Report on Q3 2014

Report on Q3 2014

4 Oct 2014

The stock market remained nervous, reportedly seeing below-average turnover in Q3. The trend that began in Q2, of the shares of smaller companies performing worse, continued. The FTSE 100 fell by 1.7% and the FTSE 250 by 2.9%.

For the third quarter in a row, yields on European government bonds fell to previously unimaginable lows. German 10 year Bund yields have fallen below 1% (now 0.93%). To put this in some context, 10 year Japanese bond yields were around 1.9% before the financial crisis bit in 2008. Japan is considered to be the reference case of a country suffering from long-term deflation. Its 10 year yield is now 0.53%. Since June 2008, Japanese yields have declined by 72% and German by 80%. As I have noted before, the bond markets are shrieking the news that global growth has made a long-term shift to lower levels.

Many will argue that this is bound eventually to be reflected in lower corporate profits. It is hard to argue with that but wrong to assume that share prices are consequently too high. When yields on all financial assets are falling, investors are paying higher prices for them. A dollar of corporate profit literally becomes more valuable than it used to be. Many stock market commentators, seemingly obsessed with short-term news and the aphrodisiac of growth, appear to be incapable of understanding this. Given that the cloud of deflation continues to hang over the world (see above), the traditionally nervous month of October will probably produce plenty of gloomy headlines.

In my post about the supermarkets, I pointed out that, when operating leases are included as liabilities, Morrison was much cheaper that Tesco and Sainsbury. Well, the gap has reduced but not necessarily as anticipated. Morrison’s price has fallen but the others have fallen further. Tesco’s accounting practices have caught up with it and I must say that, as yet, there is no price at which I would buy it. At last I have noticed the beginning of a backlash in the press against Lidl and Aldi – our nostalgia for the 1970s must surely be limited.

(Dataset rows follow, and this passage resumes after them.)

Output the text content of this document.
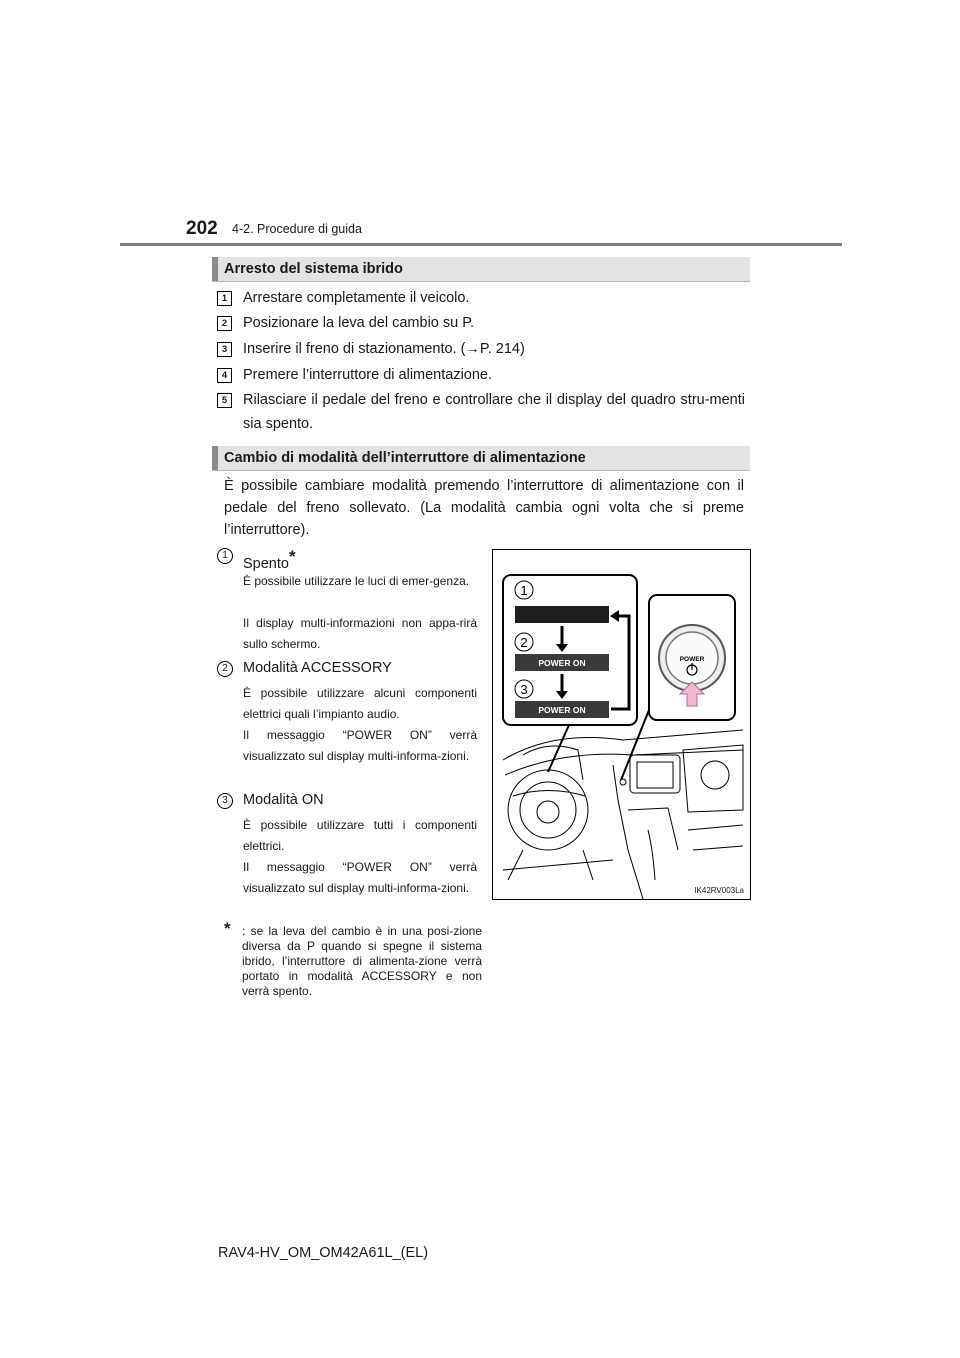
202 4-2. Procedure di guida
Arresto del sistema ibrido
1	Arrestare completamente il veicolo.
2	Posizionare la leva del cambio su P.
3	Inserire il freno di stazionamento. (→P. 214)
4	Premere l’interruttore di alimentazione.
5	Rilasciare il pedale del freno e controllare che il display del quadro stru-menti sia spento.
Cambio di modalità dell’interruttore di alimentazione
È possibile cambiare modalità premendo l’interruttore di alimentazione con il pedale del freno sollevato. (La modalità cambia ogni volta che si preme l’interruttore).
1
Spento*
È possibile utilizzare le luci di emer-genza.
Il display multi-informazioni non appa-rirà sullo schermo.
2	Modalità ACCESSORY
È possibile utilizzare alcuni componenti elettrici quali l’impianto audio.
Il messaggio “POWER ON” verrà visualizzato sul display multi-informa-zioni.
3	Modalità ON
È possibile utilizzare tutti i componenti elettrici.
Il messaggio “POWER ON” verrà visualizzato sul display multi-informa-zioni.
* : se la leva del cambio è in una posi-zione diversa da P quando si spegne il sistema ibrido, l’interruttore di alimenta-zione verrà portato in modalità ACCESSORY e non verrà spento.
1
2
3
POWER ON
POWER ON
POWER
IK42RV003La
RAV4-HV_OM_OM42A61L_(EL)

Sainsbury has promised a strategic review, a development that appears to have been taken completely negatively by analysts who nonetheless agree that a strategic review is needed. I find it amazing that the value of a company’s equity can be halved by a marginal loss of market share but the financial stability of Sainsbury will continue to be overshadowed by its own operating lease liabilities. The value currently offered by the shares is not clear enough to compensate for the risk of a messy restructuring.

Lightening the gloom for a moment, the performance of Go-Ahead shares has continued to surprise. They rose by 7.5% in Q3. They are up by 86% since I first recommended them in February 2013. FirstGroup shares have travelled absolutely nowhere.  

UBM continues to throw up surprises. Having delivered a new CEO it is now promising an acquisition and a rights issue. I have no problem with any of these and am still happy with what I understand to be the strategic direction of the company. I just hope that I have understood and that UBM executes its plans competently.

Talking of subjects that I don’t understand, the more that I hear about biomass the more confused I am. I am beginning to think that every strong opinion expressed in the energy debate is covertly backed by money and I don’t know whom to trust. My investment in Drax lies dormant in a fog of uncertainty.